CHIGF
Performs a chi‑squared goodness‑of‑fit test.
Required Arguments
CDF — User‑supplied FUNCTION to compute the cumulative distribution function (CDF) at a given value. The form is CDF(Y), where
Y – Value at which the CDF is to be evaluated. (Input)
CDF – Value of the CDF at Y. (Output)
CDF must be declared EXTERNAL in the calling program.
NELM — The absolute value of NELM is the number of data elements currently input in X. (Input)
NELM may be positive, zero, or negative.

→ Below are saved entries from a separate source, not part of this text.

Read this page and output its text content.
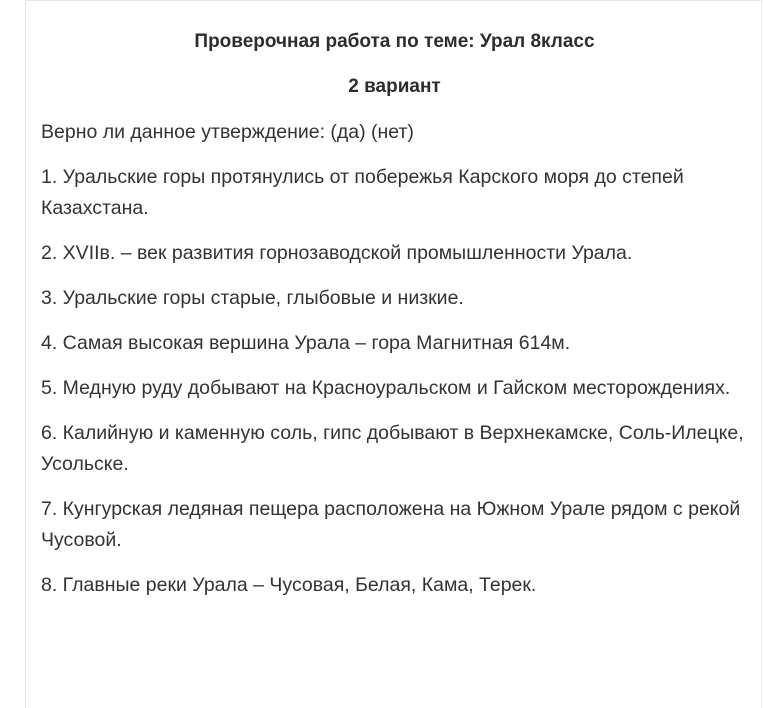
Проверочная работа по теме: Урал 8класс
2 вариант

Верно ли данное утверждение: (да) (нет)

1. Уральские горы протянулись от побережья Карского моря до степей Казахстана.

2. XVIIв. – век развития горнозаводской промышленности Урала.

3. Уральские горы старые, глыбовые и низкие.

4. Самая высокая вершина Урала – гора Магнитная 614м.

5. Медную руду добывают на Красноуральском и Гайском месторождениях.

6. Калийную и каменную соль, гипс добывают в Верхнекамске, Соль-Илецке, Усольске.

7. Кунгурская ледяная пещера расположена на Южном Урале рядом с рекой Чусовой.

8. Главные реки Урала – Чусовая, Белая, Кама, Терек.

Negative NELM means delete the ‑NELM data elements from the analysis.
X — Vector of length ∣NELM∣ containing the data elements for this call. (Input)
If the data element is missing (NaN, not a number), then the observation is ignored.

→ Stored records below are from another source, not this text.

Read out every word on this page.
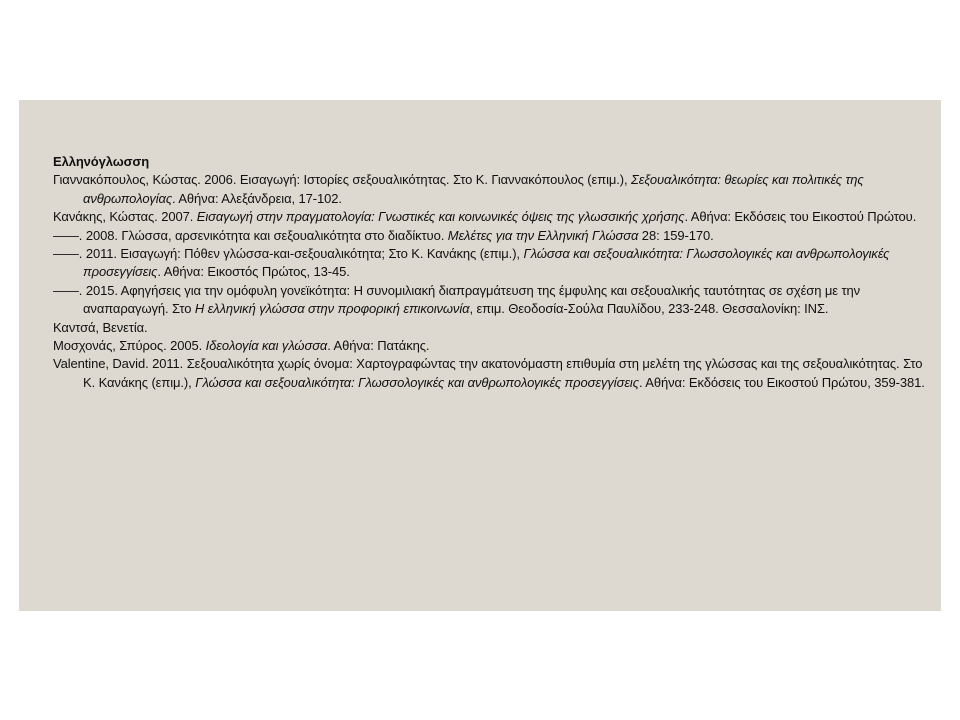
Ελληνόγλωσση

Γιαννακόπουλος, Κώστας. 2006. Εισαγωγή: Ιστορίες σεξουαλικότητας. Στο Κ. Γιαννακόπουλος (επιμ.), Σεξουαλικότητα: θεωρίες και πολιτικές της ανθρωπολογίας. Αθήνα: Αλεξάνδρεια, 17-102.

Κανάκης, Κώστας. 2007. Εισαγωγή στην πραγματολογία: Γνωστικές και κοινωνικές όψεις της γλωσσικής χρήσης. Αθήνα: Εκδόσεις του Εικοστού Πρώτου.

——. 2008. Γλώσσα, αρσενικότητα και σεξουαλικότητα στο διαδίκτυο. Μελέτες για την Ελληνική Γλώσσα 28: 159-170.

——. 2011. Εισαγωγή: Πόθεν γλώσσα-και-σεξουαλικότητα; Στο Κ. Κανάκης (επιμ.), Γλώσσα και σεξουαλικότητα: Γλωσσολογικές και ανθρωπολογικές προσεγγίσεις. Αθήνα: Εικοστός Πρώτος, 13-45.

——. 2015. Αφηγήσεις για την ομόφυλη γονεϊκότητα: Η συνομιλιακή διαπραγμάτευση της έμφυλης και σεξουαλικής ταυτότητας σε σχέση με την αναπαραγωγή. Στο Η ελληνική γλώσσα στην προφορική επικοινωνία, επιμ. Θεοδοσία-Σούλα Παυλίδου, 233-248. Θεσσαλονίκη: ΙΝΣ.

Καντσά, Βενετία.

Μοσχονάς, Σπύρος. 2005. Ιδεολογία και γλώσσα. Αθήνα: Πατάκης.

Valentine, David. 2011. Σεξουαλικότητα χωρίς όνομα: Χαρτογραφώντας την ακατονόμαστη επιθυμία στη μελέτη της γλώσσας και της σεξουαλικότητας. Στο Κ. Κανάκης (επιμ.), Γλώσσα και σεξουαλικότητα: Γλωσσολογικές και ανθρωπολογικές προσεγγίσεις. Αθήνα: Εκδόσεις του Εικοστού Πρώτου, 359-381.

NCAT — The absolute value of NCAT is the number of cells into which the observations are to be tallied. (Input)
If NCAT is negative, then CHIGF chooses the cutpoints in CUTP so that the cells are equiprobable in continuous distributions. NCAT should not be negative in discrete distributions. The user must be careful to define cutpoints in discrete distributions since no error message can be generated in this situation if NCAT is negative.
RNGE — Vector of length 2 containing the lower and upper endpoints of the range of the distribution, respectively. (Input)

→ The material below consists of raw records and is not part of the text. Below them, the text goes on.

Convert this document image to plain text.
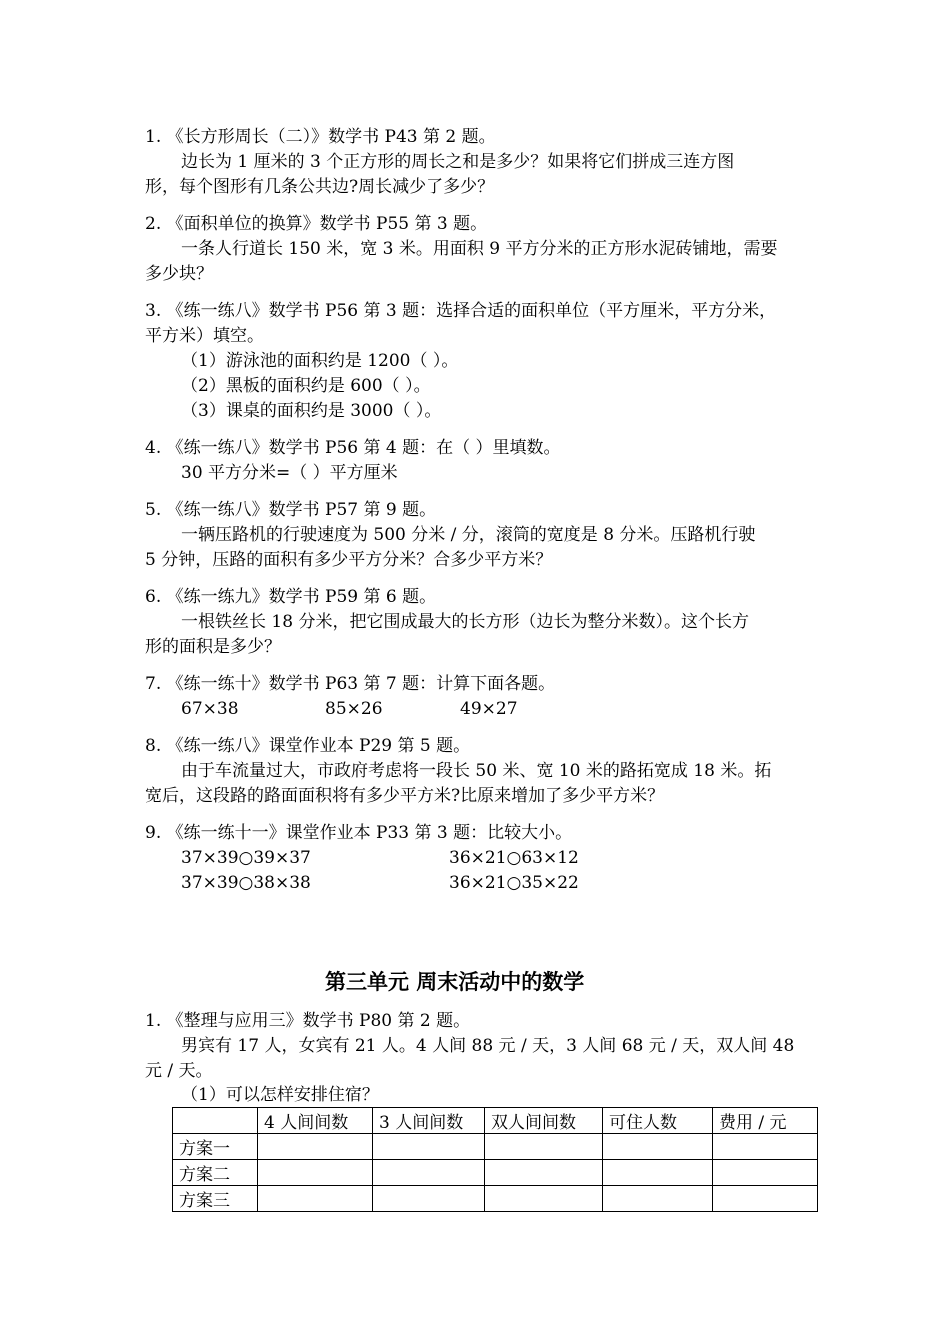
1. 《长方形周长（二）》数学书 P43 第 2 题。
边长为 1 厘米的 3 个正方形的周长之和是多少？如果将它们拼成三连方图
形，每个图形有几条公共边?周长减少了多少？
2. 《面积单位的换算》数学书 P55 第 3 题。
一条人行道长 150 米，宽 3 米。用面积 9 平方分米的正方形水泥砖铺地，需要
多少块？
3. 《练一练八》数学书 P56 第 3 题：选择合适的面积单位（平方厘米，平方分米，
平方米）填空。
（1）游泳池的面积约是 1200（ ）。
（2）黑板的面积约是 600（ ）。
（3）课桌的面积约是 3000（ ）。
4. 《练一练八》数学书 P56 第 4 题：在（ ）里填数。
30 平方分米=（ ）平方厘米
5. 《练一练八》数学书 P57 第 9 题。
一辆压路机的行驶速度为 500 分米 / 分，滚筒的宽度是 8 分米。压路机行驶
5 分钟，压路的面积有多少平方分米？合多少平方米？
6. 《练一练九》数学书 P59 第 6 题。
一根铁丝长 18 分米，把它围成最大的长方形（边长为整分米数）。这个长方
形的面积是多少？
7. 《练一练十》数学书 P63 第 7 题：计算下面各题。
67×38	85×26	49×27
8. 《练一练八》课堂作业本 P29 第 5 题。
由于车流量过大，市政府考虑将一段长 50 米、宽 10 米的路拓宽成 18 米。拓
宽后，这段路的路面面积将有多少平方米?比原来增加了多少平方米？
9. 《练一练十一》课堂作业本 P33 第 3 题：比较大小。
37×39○39×37	36×21○63×12
37×39○38×38	36×21○35×22
第三单元 周末活动中的数学
1. 《整理与应用三》数学书 P80 第 2 题。
男宾有 17 人，女宾有 21 人。4 人间 88 元 / 天，3 人间 68 元 / 天，双人间 48
元 / 天。
（1）可以怎样安排住宿？
	4 人间间数	3 人间间数	双人间间数	可住人数	费用 / 元
方案一					
方案二					
方案三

If the lower and upper endpoints are equal, a range on the whole real line is used. If the lower and upper endpoints are different, points outside of the range are ignored so that distributions conditional on the range can be used. In this case, the point RNGE(1) is excluded from the first interval, but the point RNGE(2) is included in the last interval.
NDFEST — Number of parameters estimated in computing the CDF. (Input)
CUTP — Vector of length ∣NCAT∣ ‑ 1 containing the cutpoints defining the cells. (Input, if NCAT is positive, output, otherwise)
∣NCAT∣ ‑ 1 cutpoints define the cells to be used. If NCAT is positive, then the cutpoints are input by the user. The intervals defined by the cutpoints are such that the lower endpoint is not included while the upper endpoint is included in the interval.
P — p‑value for the chi‑squared statistic in CHISQ(∣NCAT∣ + 1). (Output)
This chi‑squared statistic has DF degrees of freedom.
Optional Arguments
IDO — Processing option. (Input)
Default: IDO = 0.
IDO |
Action |
0 |
This is the only call to CHIGF, and all of the data are input on this call. |
1 |
This is the first call to CHIGF, and additional calls to CHIGF will be made. Initialization and updating for the data in X are performed. |
2 |
This is an intermediate call to CHIGF. Updating for the data in X is performed. |
3 |
This is the final call to CHIGF. Updating for the data in X and wrap‑up computations are performed. |
Calls to CHIGF with IDO = 2 or 3 may be intermixed. It is permissible for a call with IDO = 2 to follow a call with IDO = 3.
FRQ — Vector containing the frequencies. (Input)
If the first element of FRQ is ‑1.0, then all frequencies are taken to be 1 and FRQ is of length 1. Otherwise, FRQ is of length ∣NELM∣, and the elements in FRQ contain the frequency of the corresponding observation in X. If the frequency is missing (NaN, not a number) (and FRQ(1) is not ‑1.0), the observation is ignored.
Default: FRQ(1) = -1.0.
COUNTS — Vector of length ∣NCAT∣ containing the counts in each of the cells. (Output, if IDO = 0 or 1; input/output, if IDO > 1)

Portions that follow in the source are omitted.